Davalı vekili tarafından sunulan cevap dilekçesinde özetle; iddia konusu haksız eylemi yapan İdarenin olmadığını, dava konusu yapılan adreste müvekkil İdare elemanlarınca değil dava dışı İdare müteahhitlerinden …… İnşaat San. Ve Dış Tic. A.Ş +….. İnşaat Gıda Turizm San. Tic. Ltd. Şti İş Ortaklığı çalışması olduğunu, hasara neden olan firma dava dışı ……İnşaat San. Ve Dış Tic. A.Ş + …… İnşaat Gıda Turizm San. Tic. Ltd. Şti İş Ortaklığı olduğunu, Esenyurt İlçesi, ….. Mah. …. Sok. ile … Sok. kesişimi adresinde ……İnşaat San. Ve Dış Tic. A.Ş + …… İnşaat Gıda Turizm San. Tic. Ltd. Şti İş Ortaklığı yükleniminde “ 2016 Yılı Esenyurt İlçesi sınırları içerisinde içme suyu ve atıksu yapım, Bakım ve onarım işi ” kapsamında ……İnşaat San. Ve Dış Tic.

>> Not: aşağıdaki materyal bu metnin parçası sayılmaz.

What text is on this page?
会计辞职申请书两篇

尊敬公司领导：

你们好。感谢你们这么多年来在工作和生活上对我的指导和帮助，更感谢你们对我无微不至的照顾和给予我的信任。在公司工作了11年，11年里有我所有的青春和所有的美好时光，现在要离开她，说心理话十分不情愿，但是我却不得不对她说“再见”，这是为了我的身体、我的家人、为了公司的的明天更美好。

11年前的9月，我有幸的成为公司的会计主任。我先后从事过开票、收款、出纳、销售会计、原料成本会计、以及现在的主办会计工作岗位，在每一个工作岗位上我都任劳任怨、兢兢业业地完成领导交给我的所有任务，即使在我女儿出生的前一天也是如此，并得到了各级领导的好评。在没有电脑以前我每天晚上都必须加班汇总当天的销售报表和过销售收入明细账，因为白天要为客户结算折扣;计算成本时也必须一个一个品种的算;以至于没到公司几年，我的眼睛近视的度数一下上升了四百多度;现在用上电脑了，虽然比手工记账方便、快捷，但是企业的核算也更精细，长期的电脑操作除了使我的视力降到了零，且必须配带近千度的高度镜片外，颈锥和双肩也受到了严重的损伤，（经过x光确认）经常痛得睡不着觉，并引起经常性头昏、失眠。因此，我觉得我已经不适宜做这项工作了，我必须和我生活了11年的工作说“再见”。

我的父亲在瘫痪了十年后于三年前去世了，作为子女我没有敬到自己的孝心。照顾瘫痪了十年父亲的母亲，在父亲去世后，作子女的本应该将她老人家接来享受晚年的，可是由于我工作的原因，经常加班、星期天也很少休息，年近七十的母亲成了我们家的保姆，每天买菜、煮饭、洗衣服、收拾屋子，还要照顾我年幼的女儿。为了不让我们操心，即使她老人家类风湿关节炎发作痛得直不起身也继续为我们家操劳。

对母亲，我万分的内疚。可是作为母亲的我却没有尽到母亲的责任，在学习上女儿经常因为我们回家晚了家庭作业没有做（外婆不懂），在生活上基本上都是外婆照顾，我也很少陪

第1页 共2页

A.Ş + …… İnşaat Gıda Turizm San. Tic. Ltd. Şti İş Ortaklığı tarafından iki baca arası kazı çalışması yapıldığını, hasarın meydana gelmesinde İdarenin değil, dava dışı ……İnşaat San. Ve Dış Tic. A.Ş + …… İnşaat Gıda Turizm San. Tic. Ltd. Şti İş Ortaklığı ’ nin kusuru olduğunu, kaldı ki; ilgili müteahhit tarafından gerçekleştirilen çalışmalar da sigorta kapsamında olduğunu, bu nedenle İdarenin husumetin yönlendirilmesi doğru olmadığını, aleyhe açılan iş bu davada, müvekkili idarenin dava konusu zararı ödemekle yükümlü tutulabilmesi için zararın varlığı yeterli olmadığını, bu zararın idareye atfı kabil ve isnadının mümkün olması, zararla idari eylem veya işlem arasında illiyet bağının (neden-sonuç ilişkisinin) bulunması şartlarının bir arada gerçekleşmesi zorunlu olduğunu, düzenlenen hasar tesbit tutanağı tek taraflı olarak hazırlanmış olup, kabul edilebilmesinin mümkün olmadığını, zira dava hasar alacağından kaynaklanan maddi tazminat davası olması nedeniyle yasanın öngördüğü faizin yasal faiz olduğunu,açıklanan nedenlerle davanın öncelikle, müvekkilim idarenin söz konusu hasar ile doğrudan veya dolaylı olarak bir ilgisinin bulunmaması hasebiyle HUSUMET yönünden, davacı vekilinin müvekkili idarenin doğrudan veya dolaylı olarak sebep olmadığı bir hasarın bedelini talep edemeyeceği hasebiyle ESAS yönünden reddine,yargılama giderleriyle vekalet ücretinin davacıya yüklenmesine karar verilmesini talep etmiştir.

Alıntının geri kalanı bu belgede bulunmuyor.